The fact that I’m not in Ashland is because Headwaters is there. If they didn’t exist, I may have located over there rather than Klamath Falls. I don’t know that, but it’s probable. . I’m saying to people l8You’re talking about the Klamath-Siskiyou bioregion, [so] why are you leaving out the headwaters of the Klamath River? (laughs) This makes your story more compelling, that you have the largest wintering bald eagle population and the largest waterfowl concentration in North America.” You have the Klamath River running through the middle of it, so just pull it over the hill [join it to the bioregion] and you can even throw Crater Lake into the pot, along with its 700 or however many [plant] species Peter Zika came up with for the park.
Before you relocated [to the Klamath Basin] did James Monteith carry the flag for the basin?

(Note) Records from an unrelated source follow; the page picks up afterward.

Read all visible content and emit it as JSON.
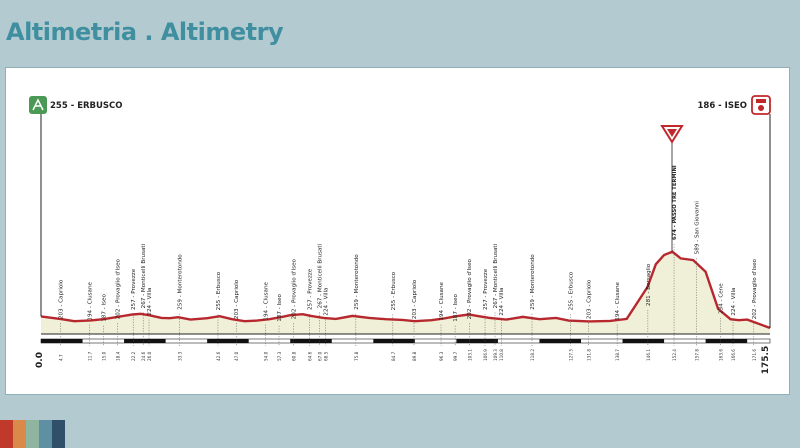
{
  "header": {
    "title": "Altimetria . Altimetry"
  },
  "start": {
    "label": "255 - ERBUSCO",
    "km_label": "0.0",
    "elevation": 255
  },
  "finish": {
    "label": "186 - ISEO",
    "km_label": "175.5",
    "elevation": 186
  },
  "summit_marker": {
    "icon": "gpm-triangle-icon",
    "color": "#c0282c"
  },
  "colors": {
    "profile_line": "#b7282e",
    "profile_fill": "#f0efd8",
    "start_badge": "#4a9a55",
    "finish_badge": "#c0282c",
    "accent": "#3f8fa0"
  },
  "stripe_colors": [
    "#c0392b",
    "#d9894a",
    "#8fb5a0",
    "#5f8fa3",
    "#2f5068"
  ],
  "chart_data": {
    "type": "area",
    "title": "Altimetria . Altimetry",
    "xlabel": "",
    "ylabel": "",
    "xlim": [
      0,
      175.5
    ],
    "grid": false,
    "series": [
      {
        "values": [
          [
            0,
            255
          ],
          [
            5,
            238
          ],
          [
            8,
            226
          ],
          [
            12,
            231
          ],
          [
            15,
            238
          ],
          [
            18,
            250
          ],
          [
            22,
            266
          ],
          [
            24,
            270
          ],
          [
            26,
            262
          ],
          [
            29,
            246
          ],
          [
            31,
            244
          ],
          [
            33,
            250
          ],
          [
            36,
            236
          ],
          [
            40,
            244
          ],
          [
            43,
            256
          ],
          [
            46,
            238
          ],
          [
            49,
            226
          ],
          [
            52,
            230
          ],
          [
            55,
            238
          ],
          [
            58,
            252
          ],
          [
            60,
            262
          ],
          [
            63,
            268
          ],
          [
            65,
            258
          ],
          [
            68,
            246
          ],
          [
            71,
            240
          ],
          [
            75,
            258
          ],
          [
            79,
            246
          ],
          [
            83,
            238
          ],
          [
            87,
            234
          ],
          [
            90,
            226
          ],
          [
            94,
            232
          ],
          [
            97,
            242
          ],
          [
            100,
            256
          ],
          [
            103,
            266
          ],
          [
            105,
            258
          ],
          [
            108,
            246
          ],
          [
            112,
            236
          ],
          [
            116,
            252
          ],
          [
            120,
            238
          ],
          [
            124,
            246
          ],
          [
            127,
            230
          ],
          [
            132,
            225
          ],
          [
            137,
            228
          ],
          [
            141,
            240
          ],
          [
            146,
            430
          ],
          [
            148,
            565
          ],
          [
            150,
            620
          ],
          [
            152,
            640
          ],
          [
            154,
            600
          ],
          [
            157,
            590
          ],
          [
            160,
            520
          ],
          [
            163,
            300
          ],
          [
            166,
            238
          ],
          [
            168,
            232
          ],
          [
            170,
            236
          ],
          [
            172,
            218
          ],
          [
            175.5,
            186
          ]
        ]
      }
    ],
    "waypoints": [
      {
        "km": 4.7,
        "label": "203 - Capriolo"
      },
      {
        "km": 11.7,
        "label": "194 - Clusane"
      },
      {
        "km": 15.0,
        "label": "187 - Iseo"
      },
      {
        "km": 18.4,
        "label": "202 - Provaglio d'Iseo"
      },
      {
        "km": 22.2,
        "label": "257 - Provezze"
      },
      {
        "km": 24.6,
        "label": "267 - Monticelli Brusati"
      },
      {
        "km": 26.0,
        "label": "224 - Villa"
      },
      {
        "km": 33.3,
        "label": "259 - Monterotondo"
      },
      {
        "km": 42.6,
        "label": "255 - Erbusco"
      },
      {
        "km": 47.0,
        "label": "203 - Capriolo"
      },
      {
        "km": 54.0,
        "label": "194 - Clusane"
      },
      {
        "km": 57.3,
        "label": "187 - Iseo"
      },
      {
        "km": 60.8,
        "label": "202 - Provaglio d'Iseo"
      },
      {
        "km": 64.6,
        "label": "257 - Provezze"
      },
      {
        "km": 67.0,
        "label": "267 - Monticelli Brusati"
      },
      {
        "km": 68.5,
        "label": "224 - Villa"
      },
      {
        "km": 75.8,
        "label": "259 - Monterotondo"
      },
      {
        "km": 84.7,
        "label": "255 - Erbusco"
      },
      {
        "km": 89.8,
        "label": "203 - Capriolo"
      },
      {
        "km": 96.3,
        "label": "194 - Clusane"
      },
      {
        "km": 99.7,
        "label": "187 - Iseo"
      },
      {
        "km": 103.1,
        "label": "202 - Provaglio d'Iseo"
      },
      {
        "km": 106.9,
        "label": "257 - Provezze"
      },
      {
        "km": 109.3,
        "label": "267 - Monticelli Brusati"
      },
      {
        "km": 110.8,
        "label": "224 - Villa"
      },
      {
        "km": 118.2,
        "label": "259 - Monterotondo"
      },
      {
        "km": 127.5,
        "label": "255 - Erbusco"
      },
      {
        "km": 131.8,
        "label": "203 - Capriolo"
      },
      {
        "km": 138.7,
        "label": "194 - Clusane"
      },
      {
        "km": 146.1,
        "label": "281 - Bersaglio"
      },
      {
        "km": 152.4,
        "label": "674 - PASSO TRE TERMINI"
      },
      {
        "km": 157.8,
        "label": "589 - San Giovanni"
      },
      {
        "km": 163.6,
        "label": "234 - Cene"
      },
      {
        "km": 166.6,
        "label": "224 - Villa"
      },
      {
        "km": 171.6,
        "label": "202 - Provaglio d'Iseo"
      }
    ],
    "km_ticks": [
      "4.7",
      "11.7",
      "15.0",
      "18.4",
      "22.2",
      "24.6",
      "26.0",
      "33.3",
      "42.6",
      "47.0",
      "54.0",
      "57.3",
      "60.8",
      "64.6",
      "67.0",
      "68.5",
      "75.8",
      "84.7",
      "89.8",
      "96.3",
      "99.7",
      "103.1",
      "106.9",
      "109.3",
      "110.8",
      "118.2",
      "127.5",
      "131.8",
      "138.7",
      "146.1",
      "152.4",
      "157.8",
      "163.6",
      "166.6",
      "171.6"
    ]
  }
}
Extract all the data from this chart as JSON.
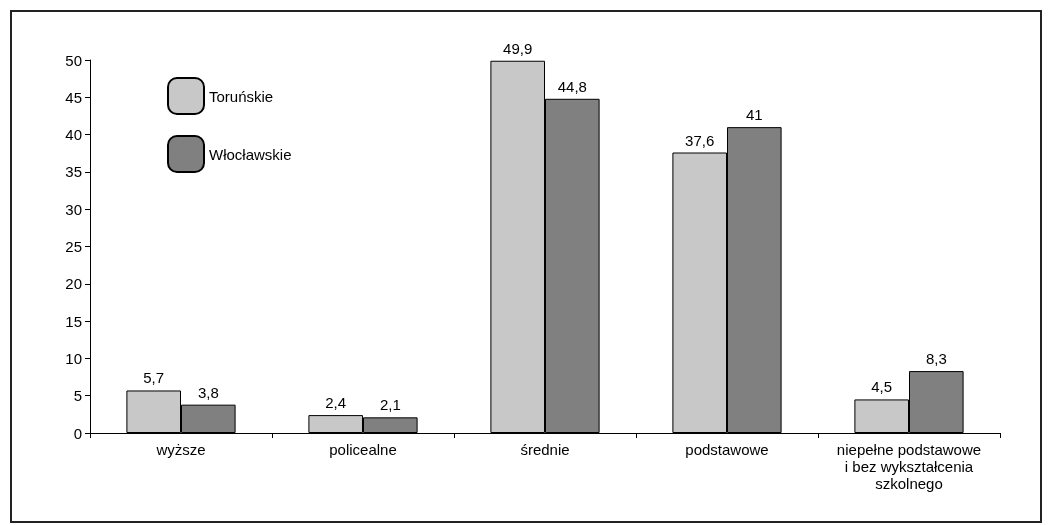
{
  "chart_data": {
    "type": "bar",
    "categories": [
      "wyższe",
      "policealne",
      "średnie",
      "podstawowe",
      "niepełne podstawowe\ni bez wykształcenia\nszkolnego"
    ],
    "series": [
      {
        "name": "Toruńskie",
        "color": "#c8c8c8",
        "values": [
          5.7,
          2.4,
          49.9,
          37.6,
          4.5
        ],
        "value_labels": [
          "5,7",
          "2,4",
          "49,9",
          "37,6",
          "4,5"
        ]
      },
      {
        "name": "Włocławskie",
        "color": "#808080",
        "values": [
          3.8,
          2.1,
          44.8,
          41,
          8.3
        ],
        "value_labels": [
          "3,8",
          "2,1",
          "44,8",
          "41",
          "8,3"
        ]
      }
    ],
    "ylim": [
      0,
      50
    ],
    "yticks": [
      0,
      5,
      10,
      15,
      20,
      25,
      30,
      35,
      40,
      45,
      50
    ],
    "grid": false,
    "legend": "top left"
  }
}
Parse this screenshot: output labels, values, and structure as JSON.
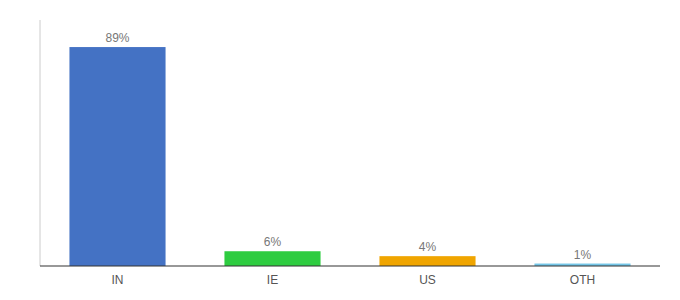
{
  "chart_data": {
    "type": "bar",
    "categories": [
      "IN",
      "IE",
      "US",
      "OTH"
    ],
    "values": [
      89,
      6,
      4,
      1
    ],
    "value_labels": [
      "89%",
      "6%",
      "4%",
      "1%"
    ],
    "colors": [
      "#4472c4",
      "#2ecc40",
      "#f0a500",
      "#74c6e8"
    ],
    "ylim": [
      0,
      100
    ],
    "data_labels": true,
    "tick_labels": "x",
    "grid": false
  }
}
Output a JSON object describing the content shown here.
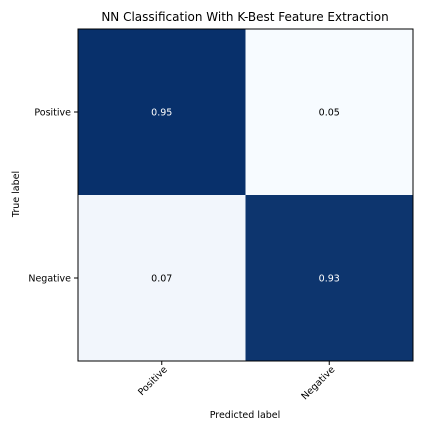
{
  "chart_data": {
    "type": "heatmap",
    "title": "NN Classification With K-Best Feature Extraction",
    "xlabel": "Predicted label",
    "ylabel": "True label",
    "x_categories": [
      "Positive",
      "Negative"
    ],
    "y_categories": [
      "Positive",
      "Negative"
    ],
    "values": [
      [
        0.95,
        0.05
      ],
      [
        0.07,
        0.93
      ]
    ],
    "cell_labels": [
      [
        "0.95",
        "0.05"
      ],
      [
        "0.07",
        "0.93"
      ]
    ],
    "colormap": "Blues",
    "color_low": "#f7fbff",
    "color_high": "#08306b",
    "value_range": [
      0.05,
      0.95
    ],
    "x_tick_rotation_deg": 45,
    "grid": false,
    "legend": "none"
  }
}
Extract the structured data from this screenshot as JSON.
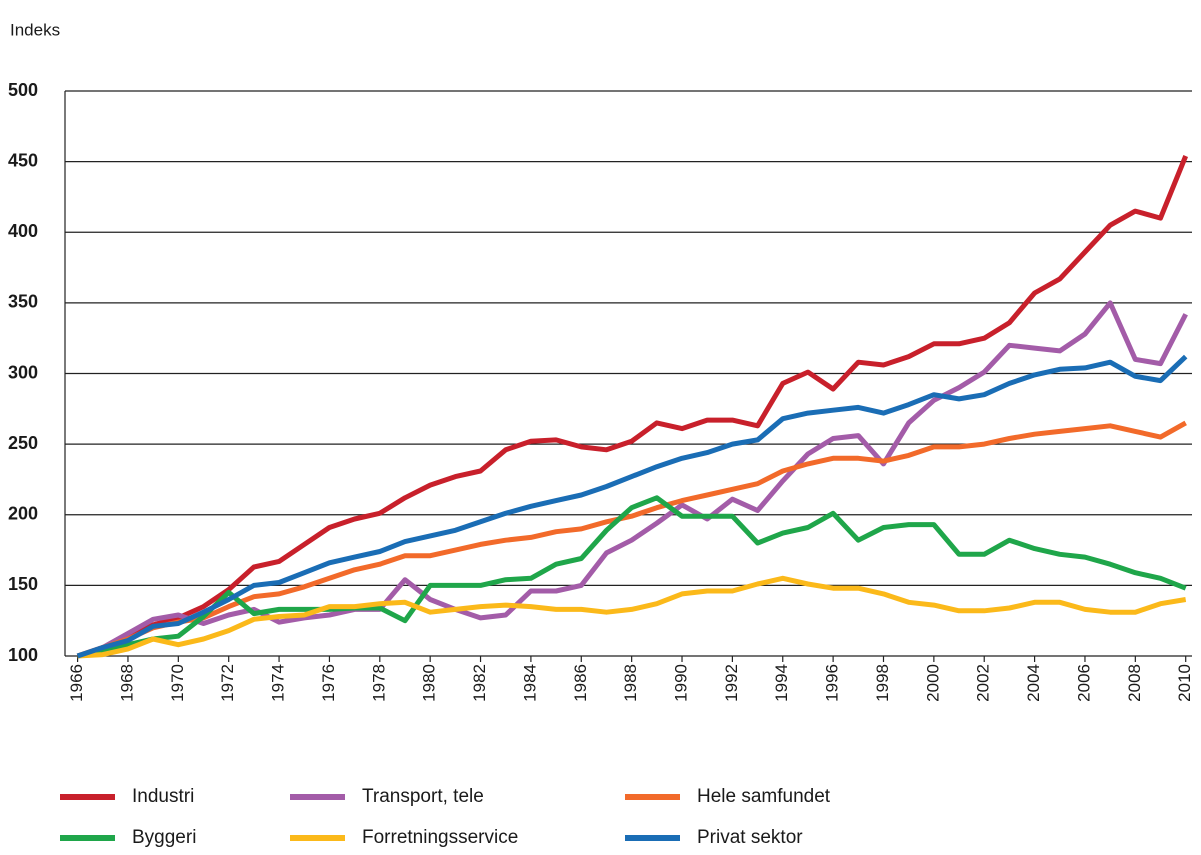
{
  "chart_data": {
    "type": "line",
    "ylabel": "Indeks",
    "x": [
      1966,
      1967,
      1968,
      1969,
      1970,
      1971,
      1972,
      1973,
      1974,
      1975,
      1976,
      1977,
      1978,
      1979,
      1980,
      1981,
      1982,
      1983,
      1984,
      1985,
      1986,
      1987,
      1988,
      1989,
      1990,
      1991,
      1992,
      1993,
      1994,
      1995,
      1996,
      1997,
      1998,
      1999,
      2000,
      2001,
      2002,
      2003,
      2004,
      2005,
      2006,
      2007,
      2008,
      2009,
      2010
    ],
    "xlim": [
      1965.5,
      2010.25
    ],
    "xticks": [
      1966,
      1968,
      1970,
      1972,
      1974,
      1976,
      1978,
      1980,
      1982,
      1984,
      1986,
      1988,
      1990,
      1992,
      1994,
      1996,
      1998,
      2000,
      2002,
      2004,
      2006,
      2008,
      2010
    ],
    "ylim": [
      100,
      500
    ],
    "yticks": [
      100,
      150,
      200,
      250,
      300,
      350,
      400,
      450,
      500
    ],
    "grid": true,
    "legend": "bottom",
    "series": [
      {
        "name": "Industri",
        "color": "#c8202b",
        "values": [
          100,
          106,
          113,
          122,
          127,
          135,
          147,
          163,
          167,
          179,
          191,
          197,
          201,
          212,
          221,
          227,
          231,
          246,
          252,
          253,
          248,
          246,
          252,
          265,
          261,
          267,
          267,
          263,
          293,
          301,
          289,
          308,
          306,
          312,
          321,
          321,
          325,
          336,
          357,
          367,
          386,
          405,
          415,
          410,
          454
        ]
      },
      {
        "name": "Transport, tele",
        "color": "#a35ca8",
        "values": [
          100,
          106,
          116,
          126,
          129,
          123,
          129,
          133,
          124,
          127,
          129,
          133,
          133,
          154,
          140,
          133,
          127,
          129,
          146,
          146,
          150,
          173,
          182,
          194,
          207,
          197,
          211,
          203,
          224,
          243,
          254,
          256,
          236,
          265,
          281,
          290,
          301,
          320,
          318,
          316,
          328,
          350,
          310,
          307,
          342
        ]
      },
      {
        "name": "Hele samfundet",
        "color": "#f26a2a",
        "values": [
          100,
          106,
          112,
          120,
          124,
          127,
          135,
          142,
          144,
          149,
          155,
          161,
          165,
          171,
          171,
          175,
          179,
          182,
          184,
          188,
          190,
          195,
          199,
          205,
          210,
          214,
          218,
          222,
          231,
          236,
          240,
          240,
          238,
          242,
          248,
          248,
          250,
          254,
          257,
          259,
          261,
          263,
          259,
          255,
          265
        ]
      },
      {
        "name": "Byggeri",
        "color": "#1fa64a",
        "values": [
          100,
          104,
          108,
          112,
          114,
          128,
          145,
          130,
          133,
          133,
          133,
          134,
          134,
          125,
          150,
          150,
          150,
          154,
          155,
          165,
          169,
          189,
          205,
          212,
          199,
          199,
          199,
          180,
          187,
          191,
          201,
          182,
          191,
          193,
          193,
          172,
          172,
          182,
          176,
          172,
          170,
          165,
          159,
          155,
          148
        ]
      },
      {
        "name": "Forretningsservice",
        "color": "#fbb91a",
        "values": [
          100,
          101,
          105,
          112,
          108,
          112,
          118,
          126,
          128,
          129,
          135,
          135,
          137,
          138,
          131,
          133,
          135,
          136,
          135,
          133,
          133,
          131,
          133,
          137,
          144,
          146,
          146,
          151,
          155,
          151,
          148,
          148,
          144,
          138,
          136,
          132,
          132,
          134,
          138,
          138,
          133,
          131,
          131,
          137,
          140
        ]
      },
      {
        "name": "Privat sektor",
        "color": "#1a6db5",
        "values": [
          100,
          106,
          111,
          121,
          123,
          131,
          140,
          150,
          152,
          159,
          166,
          170,
          174,
          181,
          185,
          189,
          195,
          201,
          206,
          210,
          214,
          220,
          227,
          234,
          240,
          244,
          250,
          253,
          268,
          272,
          274,
          276,
          272,
          278,
          285,
          282,
          285,
          293,
          299,
          303,
          304,
          308,
          298,
          295,
          312
        ]
      }
    ]
  }
}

I never thought he was any more or less interested than in any other part of the state, but he did grow up in the area. When I discovered this place, it wasn’t so much his doing. I visited Lava Beds National Monument on Memorial Weekend in, I think, 1987 and I came back and said “Wow! Have you been there?” “Been there?” James said, “When I was a kid I would coil up a dead rattlesnake and scare people as they walked around the first bend in Captain Jack’s Stronghold.” This was really his back yard, so he was aware of the basin’s features. His father drove a Model A Ford out on Klamath Lake when it was frozen and also to the top of Mount Scott (both laugh incredulously). That little road which I guess goes, up there has fallen apart as you get higher up the mountain. Anyway, James was always interested in the [Klamath Basin] area and its defense, but I would say no more so or no less other parts of the state. When I moved down here, he had left ONRC formally. He was asked by a newspaper about me and said “He’s perfect–I want a bulldog down there.” Stub Stewart, who is a mill owner in Cottage Grove, said “1 really feel sorry for the people of Klamath Falls (laughs).